The idea of modeling is to *find unexpected problems*, so we should model
the various actions Eve can take, without prejudice to the specific actions
that we saw work in class:

- Eve can resend messages she receives.
- Eve can learn from messages she receives (that are encrypted with her key).
- Eve can construct new messages using what she's learned.

DON'T worry about letting Eve eavesdrop on other people's channels. We'll
assume that she can only see messages sent to her.

DON'T worry about modeling Eve remembering things she learns; it's OK to
have the learning and sending new messages happen without delay between
them. (Do make use of the "eveKnowsXNonce" flags though, as they are useful
in stating properties.)

It's possible to do both of these things, but it complicates the model and
it's beyond the scope of this homework.

You do not need to write any ltl properties or use ./pan -a to do this
assignment.
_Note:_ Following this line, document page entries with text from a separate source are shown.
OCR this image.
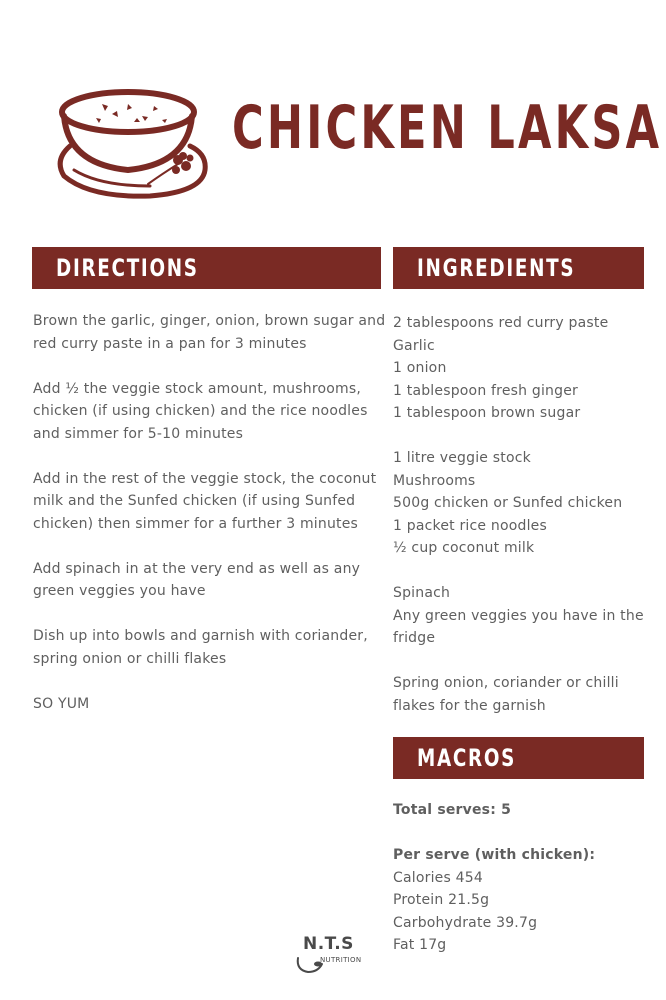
CHICKEN LAKSA
DIRECTIONS
Brown the garlic, ginger, onion, brown sugar and
red curry paste in a pan for 3 minutes
Add ½ the veggie stock amount, mushrooms,
chicken (if using chicken) and the rice noodles
and simmer for 5-10 minutes
Add in the rest of the veggie stock, the coconut
milk and the Sunfed chicken (if using Sunfed
chicken) then simmer for a further 3 minutes
Add spinach in at the very end as well as any
green veggies you have
Dish up into bowls and garnish with coriander,
spring onion or chilli flakes
SO YUM
INGREDIENTS
2 tablespoons red curry paste
Garlic
1 onion
1 tablespoon fresh ginger
1 tablespoon brown sugar
1 litre veggie stock
Mushrooms
500g chicken or Sunfed chicken
1 packet rice noodles
½ cup coconut milk
Spinach
Any green veggies you have in the
fridge
Spring onion, coriander or chilli
flakes for the garnish
MACROS
Total serves: 5
Per serve (with chicken):
Calories 454
Protein 21.5g
Carbohydrate 39.7g
Fat 17g
N.T.S
NUTRITION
Assertions in your Eve process should work fine.

To use:

spin -a <filename>
gcc -o pan pan.c
./pan -E

Make sure you use ./pan -E to check (not ./pan by itself)---
without -E, the verifier will tell you about what it thinks are deadlocks.
You can avoid this by using the "end:" tag, but that's out of scope.

After that fails:

./pan -t <filename> does a *guided simulation*, which will include all printfs in the buggy run.
./pan -t -p <filename> shows you the above, plus every step through all processes


Hint: If you're where to start, try playing with the Alice/Bob processes and doing some simulation runs,
then incrementally add to Eve's abilities.

###Handin:
To hand in your the project run __cs195y_handin spin__ from a directory containing
your program and a readme explaining any significant design decisions.